Attention

Attention#

class penzai.deprecated.v1.nn.attention.Attention[source]#

Bases: Layer

A basic attention combinator.

An attention layer contains five subcomputations, for computing queries, keys, and values, combining queries and keys into attention weights, and combining attention weights and values into an output.
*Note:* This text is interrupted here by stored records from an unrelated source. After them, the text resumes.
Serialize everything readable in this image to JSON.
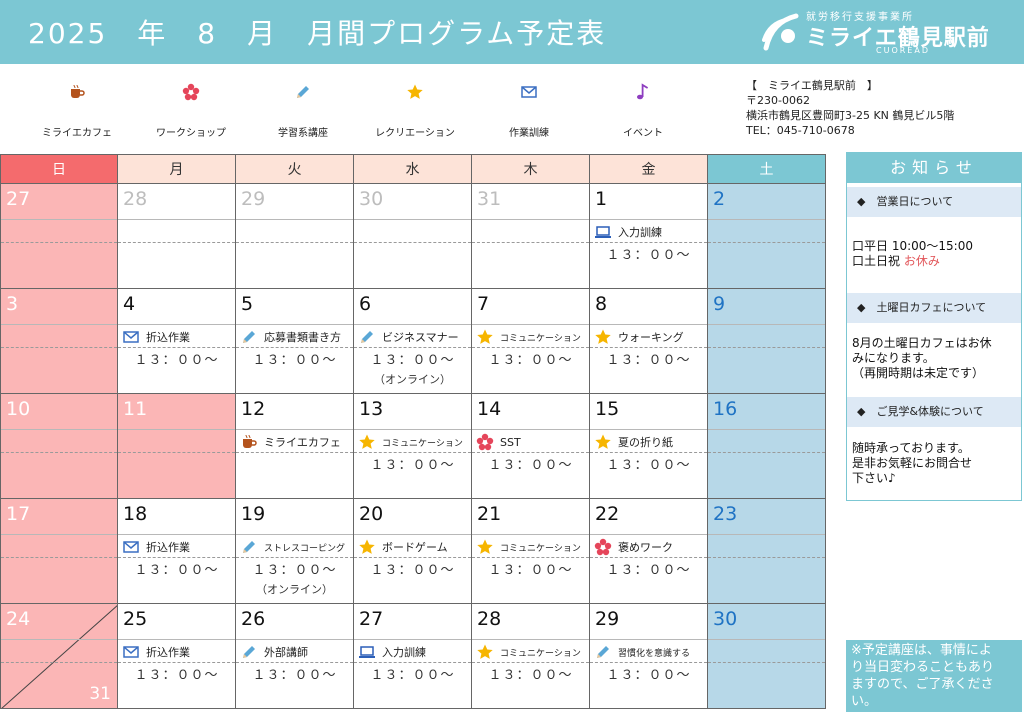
{
  "header": {
    "title": "2025　年　8　月　月間プログラム予定表",
    "logo": {
      "sub": "就労移行支援事業所",
      "name": "ミライエ鶴見駅前",
      "en": "CUOREAD",
      "accent": "#ffffff"
    },
    "bg_color": "#7cc7d3"
  },
  "legend": [
    {
      "icon": "coffee-icon",
      "label": "ミライエカフェ"
    },
    {
      "icon": "flower-icon",
      "label": "ワークショップ"
    },
    {
      "icon": "pencil-icon",
      "label": "学習系講座"
    },
    {
      "icon": "star-icon",
      "label": "レクリエーション"
    },
    {
      "icon": "envelope-icon",
      "label": "作業訓練"
    },
    {
      "icon": "music-note-icon",
      "label": "イベント"
    }
  ],
  "address": {
    "name": "【　ミライエ鶴見駅前　】",
    "zip": "〒230-0062",
    "street": "横浜市鶴見区豊岡町3-25 KN 鶴見ビル5階",
    "tel": "TEL：045-710-0678"
  },
  "weekdays": [
    "日",
    "月",
    "火",
    "水",
    "木",
    "金",
    "土"
  ],
  "weeks": [
    [
      {
        "day": "27",
        "gray": false
      },
      {
        "day": "28",
        "gray": true
      },
      {
        "day": "29",
        "gray": true
      },
      {
        "day": "30",
        "gray": true
      },
      {
        "day": "31",
        "gray": true
      },
      {
        "day": "1",
        "event": {
          "icon": "laptop-icon",
          "name": "入力訓練",
          "time": "１３：００～"
        }
      },
      {
        "day": "2"
      }
    ],
    [
      {
        "day": "3"
      },
      {
        "day": "4",
        "event": {
          "icon": "envelope-icon",
          "name": "折込作業",
          "time": "１３：００～"
        }
      },
      {
        "day": "5",
        "event": {
          "icon": "pencil-icon",
          "name": "応募書類書き方",
          "time": "１３：００～"
        }
      },
      {
        "day": "6",
        "event": {
          "icon": "pencil-icon",
          "name": "ビジネスマナー",
          "time": "１３：００～",
          "note": "（オンライン）"
        }
      },
      {
        "day": "7",
        "event": {
          "icon": "star-icon",
          "name": "コミュニケーション",
          "small": true,
          "time": "１３：００～"
        }
      },
      {
        "day": "8",
        "event": {
          "icon": "star-icon",
          "name": "ウォーキング",
          "time": "１３：００～"
        }
      },
      {
        "day": "9"
      }
    ],
    [
      {
        "day": "10"
      },
      {
        "day": "11",
        "holiday": true
      },
      {
        "day": "12",
        "event": {
          "icon": "coffee-icon",
          "name": "ミライエカフェ"
        }
      },
      {
        "day": "13",
        "event": {
          "icon": "star-icon",
          "name": "コミュニケーション",
          "small": true,
          "time": "１３：００～"
        }
      },
      {
        "day": "14",
        "event": {
          "icon": "flower-icon",
          "name": "SST",
          "time": "１３：００～"
        }
      },
      {
        "day": "15",
        "event": {
          "icon": "star-icon",
          "name": "夏の折り紙",
          "time": "１３：００～"
        }
      },
      {
        "day": "16"
      }
    ],
    [
      {
        "day": "17"
      },
      {
        "day": "18",
        "event": {
          "icon": "envelope-icon",
          "name": "折込作業",
          "time": "１３：００～"
        }
      },
      {
        "day": "19",
        "event": {
          "icon": "pencil-icon",
          "name": "ストレスコーピング",
          "small": true,
          "time": "１３：００～",
          "note": "（オンライン）"
        }
      },
      {
        "day": "20",
        "event": {
          "icon": "star-icon",
          "name": "ボードゲーム",
          "time": "１３：００～"
        }
      },
      {
        "day": "21",
        "event": {
          "icon": "star-icon",
          "name": "コミュニケーション",
          "small": true,
          "time": "１３：００～"
        }
      },
      {
        "day": "22",
        "event": {
          "icon": "flower-icon",
          "name": "褒めワーク",
          "time": "１３：００～"
        }
      },
      {
        "day": "23"
      }
    ],
    [
      {
        "day": "24",
        "day2": "31"
      },
      {
        "day": "25",
        "event": {
          "icon": "envelope-icon",
          "name": "折込作業",
          "time": "１３：００～"
        }
      },
      {
        "day": "26",
        "event": {
          "icon": "pencil-icon",
          "name": "外部講師",
          "time": "１３：００～"
        }
      },
      {
        "day": "27",
        "event": {
          "icon": "laptop-icon",
          "name": "入力訓練",
          "time": "１３：００～"
        }
      },
      {
        "day": "28",
        "event": {
          "icon": "star-icon",
          "name": "コミュニケーション",
          "small": true,
          "time": "１３：００～"
        }
      },
      {
        "day": "29",
        "event": {
          "icon": "pencil-icon",
          "name": "習慣化を意識する",
          "small": true,
          "time": "１３：００～"
        }
      },
      {
        "day": "30"
      }
    ]
  ],
  "notice": {
    "title": "お知らせ",
    "sections": [
      {
        "heading": "◆　営業日について",
        "lines": [
          "口平日 10:00～15:00"
        ],
        "line2_prefix": "口土日祝 ",
        "line2_red": "お休み"
      },
      {
        "heading": "◆　土曜日カフェについて",
        "lines": [
          "8月の土曜日カフェはお休",
          "みになります。",
          "（再開時期は未定です）"
        ]
      },
      {
        "heading": "◆　ご見学&体験について",
        "lines": [
          "随時承っております。",
          "是非お気軽にお問合せ",
          "下さい♪"
        ]
      }
    ]
  },
  "footnote": [
    "※予定講座は、事情によ",
    "り当日変わることもあり",
    "ますので、ご了承くださ",
    "い。"
  ],
  "colors": {
    "teal": "#7cc7d3",
    "sunday": "#f46b6d",
    "sunday_cell": "#fbb6b6",
    "saturday_cell": "#b7d8e8",
    "weekday_header": "#fde3d8"
  }
}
This class abstracts away the dataflow patterns common to all attention layers, and leaves the details of the actual computations to the sublayers.

Variables:
  • input_to_query (layer_base.LayerLike) – A layer that maps the input to an array of queries.
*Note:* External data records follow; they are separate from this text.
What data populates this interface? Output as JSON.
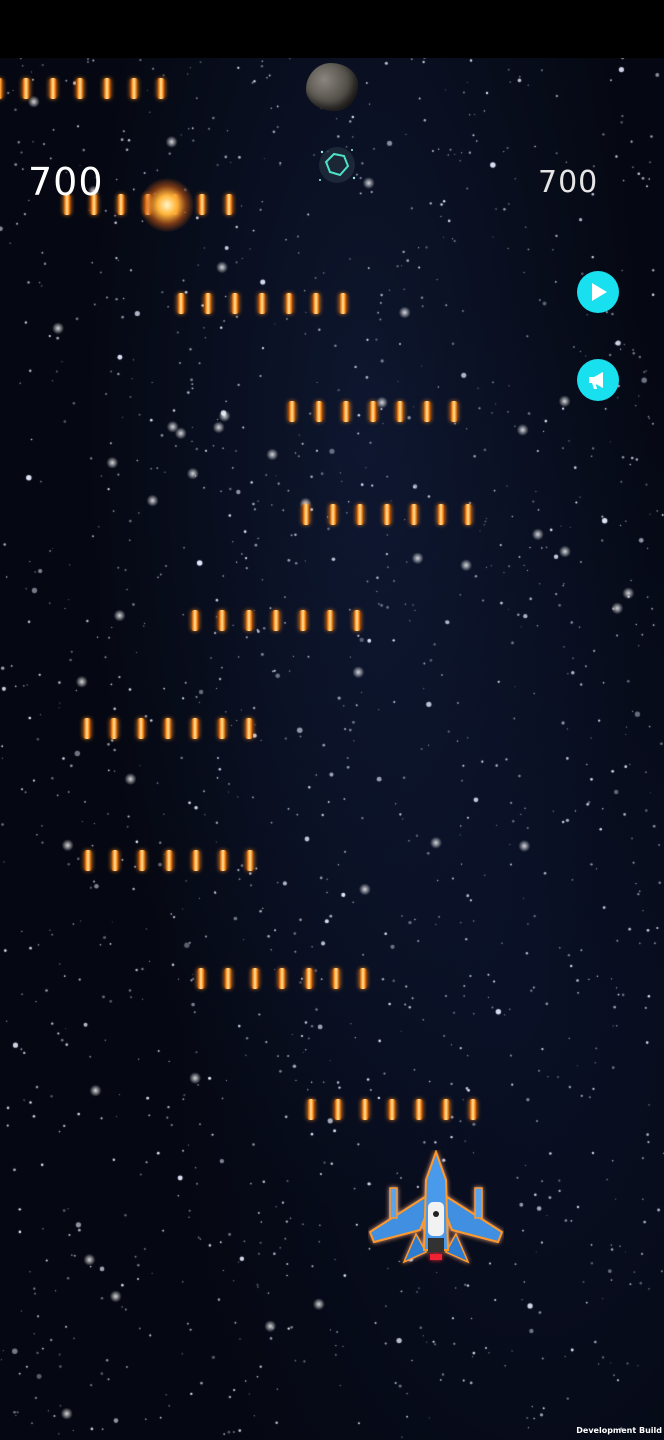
{
  "hud": {
    "score_left": "700",
    "score_right": "700",
    "play_icon": "play-icon",
    "sound_icon": "megaphone-icon"
  },
  "footer": {
    "build_label": "Development Build"
  },
  "colors": {
    "background": "#050812",
    "button": "#19e0ee",
    "bullet": "#ff9a2a",
    "ship": "#3f8fe0"
  },
  "objects": {
    "asteroid": "asteroid",
    "explosion": "explosion",
    "debris": "debris",
    "player_ship": "player-ship"
  }
}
  • input_to_key (layer_base.LayerLike) – A layer that maps the input to an array of keys.

  • input_to_value (layer_base.LayerLike) – A layer that maps the input to an array of values.

  • query_key_to_attn (layer_base.LayerLike) – A layer that maps a tuple of (queries, keys) to attention weights.

  • attn_value_to_output (layer_base.LayerLike) – A layer that maps a a tuple of (attention weights, values) to a final output.

Methods

__init__(input_to_query, input_to_key, ...)

__call__(x)

Runs the attention computation.

Attributes

input_to_query

input_to_key

input_to_value

query_key_to_attn

attn_value_to_output

Inherited Methods

(expand to view inherited methods)

attributes_dict()

Constructs a dictionary with all of the fields in the class.

from_attributes(**field_values)

Directly instantiates a struct given all of its fields.

input_structure()

Returns the input structure of this layer.

key_for_field(field_name)

Generates a JAX PyTree key for a given field name.

output_structure()

Returns the output structure of this layer.

select()

Wraps this struct in a selection, enabling functional-style mutations.

tree_flatten()

Flattens this tree node.

tree_flatten_with_keys()

Flattens this tree node with keys.

tree_unflatten(aux_data, children)

Unflattens this tree node.

treescope_color()

Computes a CSS color to display for this object in treescope.

__call__(x: named_axes.NamedArray) named_axes.NamedArray[source]#

Runs the attention computation.

Parameters:

x – The input to the computation, which will be mapped to queries, keys, and values by the sublayers.

Returns:

The final output of the attn_value_to_output sublayer.